Special cases recover known black hole entropy and free energy results.

Abstract

The partition function of a three-dimensional $\mathcal{N} =2$ theory on the manifold $\mathcal{M}_{g,p}$, an $S^1$ bundle of degree $p$ over a closed Riemann surface $\Sigma_g$, was recently computed via supersymmetric localization. In this paper, we compute these partition functions at large $N$ in a class of quiver gauge theories with holographic M-theory duals. We provide the supergravity bulk dual having as conformal boundary such three-dimensional circle bundles.
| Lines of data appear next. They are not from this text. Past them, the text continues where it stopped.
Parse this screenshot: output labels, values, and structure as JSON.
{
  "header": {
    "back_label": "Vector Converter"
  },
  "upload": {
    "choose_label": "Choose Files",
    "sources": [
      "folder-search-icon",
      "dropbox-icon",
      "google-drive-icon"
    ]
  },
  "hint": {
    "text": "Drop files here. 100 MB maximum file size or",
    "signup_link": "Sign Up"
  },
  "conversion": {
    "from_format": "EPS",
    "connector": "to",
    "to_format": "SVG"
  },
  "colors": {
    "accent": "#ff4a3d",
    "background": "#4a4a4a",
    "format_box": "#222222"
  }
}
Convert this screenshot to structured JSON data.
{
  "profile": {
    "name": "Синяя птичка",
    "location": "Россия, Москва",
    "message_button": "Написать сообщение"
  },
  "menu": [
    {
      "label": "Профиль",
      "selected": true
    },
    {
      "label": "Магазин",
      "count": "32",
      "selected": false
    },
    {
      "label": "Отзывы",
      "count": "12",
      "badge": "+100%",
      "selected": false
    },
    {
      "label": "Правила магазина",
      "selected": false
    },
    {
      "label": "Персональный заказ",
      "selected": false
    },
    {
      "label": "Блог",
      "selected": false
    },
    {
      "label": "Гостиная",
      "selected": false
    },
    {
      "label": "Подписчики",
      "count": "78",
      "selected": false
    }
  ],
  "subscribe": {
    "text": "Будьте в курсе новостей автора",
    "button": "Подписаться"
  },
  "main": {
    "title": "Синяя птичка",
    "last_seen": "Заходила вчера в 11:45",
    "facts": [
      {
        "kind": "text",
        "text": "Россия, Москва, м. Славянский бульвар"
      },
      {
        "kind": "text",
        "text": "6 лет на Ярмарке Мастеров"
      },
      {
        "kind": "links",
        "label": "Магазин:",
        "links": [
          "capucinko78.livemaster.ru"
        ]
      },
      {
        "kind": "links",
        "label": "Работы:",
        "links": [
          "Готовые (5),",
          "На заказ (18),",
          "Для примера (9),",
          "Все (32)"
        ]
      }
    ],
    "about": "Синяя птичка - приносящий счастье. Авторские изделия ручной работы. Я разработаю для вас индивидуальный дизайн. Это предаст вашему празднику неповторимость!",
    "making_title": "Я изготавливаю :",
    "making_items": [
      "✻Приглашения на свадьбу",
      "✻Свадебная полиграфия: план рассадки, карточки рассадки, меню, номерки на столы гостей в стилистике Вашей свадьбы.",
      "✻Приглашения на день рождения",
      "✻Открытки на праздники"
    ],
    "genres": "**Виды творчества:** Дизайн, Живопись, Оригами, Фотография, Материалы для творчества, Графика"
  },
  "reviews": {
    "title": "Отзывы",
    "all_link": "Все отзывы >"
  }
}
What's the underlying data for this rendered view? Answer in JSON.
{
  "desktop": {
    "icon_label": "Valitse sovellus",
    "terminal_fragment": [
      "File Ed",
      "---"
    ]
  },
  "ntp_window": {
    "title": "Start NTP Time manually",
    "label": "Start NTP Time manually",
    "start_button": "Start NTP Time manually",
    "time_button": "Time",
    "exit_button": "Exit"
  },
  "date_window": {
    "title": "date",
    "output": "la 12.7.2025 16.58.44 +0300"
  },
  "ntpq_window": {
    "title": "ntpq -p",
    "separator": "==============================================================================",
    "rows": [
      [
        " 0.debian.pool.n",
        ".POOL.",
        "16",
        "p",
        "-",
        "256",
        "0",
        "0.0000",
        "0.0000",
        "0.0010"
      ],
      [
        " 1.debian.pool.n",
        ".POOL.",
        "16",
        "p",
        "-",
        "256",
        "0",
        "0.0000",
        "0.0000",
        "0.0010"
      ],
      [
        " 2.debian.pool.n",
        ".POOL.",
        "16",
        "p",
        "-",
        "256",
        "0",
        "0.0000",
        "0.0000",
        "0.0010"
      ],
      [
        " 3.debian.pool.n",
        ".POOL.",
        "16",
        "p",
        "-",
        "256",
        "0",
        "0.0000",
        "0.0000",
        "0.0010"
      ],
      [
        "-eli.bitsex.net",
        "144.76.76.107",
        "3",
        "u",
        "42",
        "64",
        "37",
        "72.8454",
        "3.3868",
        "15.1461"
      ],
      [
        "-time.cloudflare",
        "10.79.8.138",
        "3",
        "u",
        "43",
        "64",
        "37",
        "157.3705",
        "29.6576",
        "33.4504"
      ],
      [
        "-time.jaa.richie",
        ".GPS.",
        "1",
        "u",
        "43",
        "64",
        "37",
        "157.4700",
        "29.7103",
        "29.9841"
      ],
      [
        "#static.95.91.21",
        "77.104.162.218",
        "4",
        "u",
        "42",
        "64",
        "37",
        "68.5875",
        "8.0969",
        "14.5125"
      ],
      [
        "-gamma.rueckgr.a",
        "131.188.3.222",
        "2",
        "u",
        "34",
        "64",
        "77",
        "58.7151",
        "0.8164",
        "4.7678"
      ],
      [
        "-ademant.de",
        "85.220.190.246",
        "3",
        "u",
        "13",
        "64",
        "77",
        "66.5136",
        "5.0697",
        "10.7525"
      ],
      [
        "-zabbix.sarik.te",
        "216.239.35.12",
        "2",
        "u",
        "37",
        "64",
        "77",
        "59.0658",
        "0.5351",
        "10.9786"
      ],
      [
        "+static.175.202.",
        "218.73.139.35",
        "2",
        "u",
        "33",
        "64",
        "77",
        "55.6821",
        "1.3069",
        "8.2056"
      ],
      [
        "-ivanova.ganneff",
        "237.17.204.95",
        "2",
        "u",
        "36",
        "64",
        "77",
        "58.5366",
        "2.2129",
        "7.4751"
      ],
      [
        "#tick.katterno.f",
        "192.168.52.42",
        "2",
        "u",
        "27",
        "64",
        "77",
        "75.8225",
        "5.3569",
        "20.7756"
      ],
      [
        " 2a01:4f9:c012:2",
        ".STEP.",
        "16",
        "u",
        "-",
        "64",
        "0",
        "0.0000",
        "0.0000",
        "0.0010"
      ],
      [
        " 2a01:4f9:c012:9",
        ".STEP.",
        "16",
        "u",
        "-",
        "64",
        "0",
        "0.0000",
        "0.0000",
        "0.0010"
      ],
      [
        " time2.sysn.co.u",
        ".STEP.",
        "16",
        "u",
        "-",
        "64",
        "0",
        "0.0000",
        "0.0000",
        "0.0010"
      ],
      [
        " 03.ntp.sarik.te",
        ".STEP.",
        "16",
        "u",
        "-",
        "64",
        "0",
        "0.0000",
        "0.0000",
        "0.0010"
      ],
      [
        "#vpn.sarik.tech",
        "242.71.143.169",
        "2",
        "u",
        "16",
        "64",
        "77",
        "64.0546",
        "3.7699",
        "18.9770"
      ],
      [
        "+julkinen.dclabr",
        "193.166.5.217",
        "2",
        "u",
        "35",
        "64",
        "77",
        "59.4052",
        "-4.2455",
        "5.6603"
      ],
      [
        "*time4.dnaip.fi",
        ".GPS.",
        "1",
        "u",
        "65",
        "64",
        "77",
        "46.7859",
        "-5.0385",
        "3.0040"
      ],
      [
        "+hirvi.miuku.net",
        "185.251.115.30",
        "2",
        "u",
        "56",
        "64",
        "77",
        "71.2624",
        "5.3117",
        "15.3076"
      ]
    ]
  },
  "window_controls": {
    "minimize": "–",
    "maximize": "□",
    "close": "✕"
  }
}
These configurations are solutions to $\mathcal{N}=2$ minimal gauged supergravity and pertain to the class of Taub-NUT-AdS and Taub-Bolt-AdS preserving $1/4$ of the supersymmetries. We discuss the conditions for the uplift of these solutions to M-theory, and compute the on-shell action via holographic renormalization. We show that the uplift condition and on-shell action for the Bolt solutions are correctly reproduced by the large $N$ limit of the partition function of the dual superconformal field theory. In particular, the $\Sigma_g \times S^1 \cong \mathcal{M}_{g,0}$ partition function, which was recently shown to match the entropy of $AdS_4$ black holes, and the $S^3 \cong \mathcal{M}_{0,1}$ free energy, occur as special cases of our formalism, and we comment on relations between them.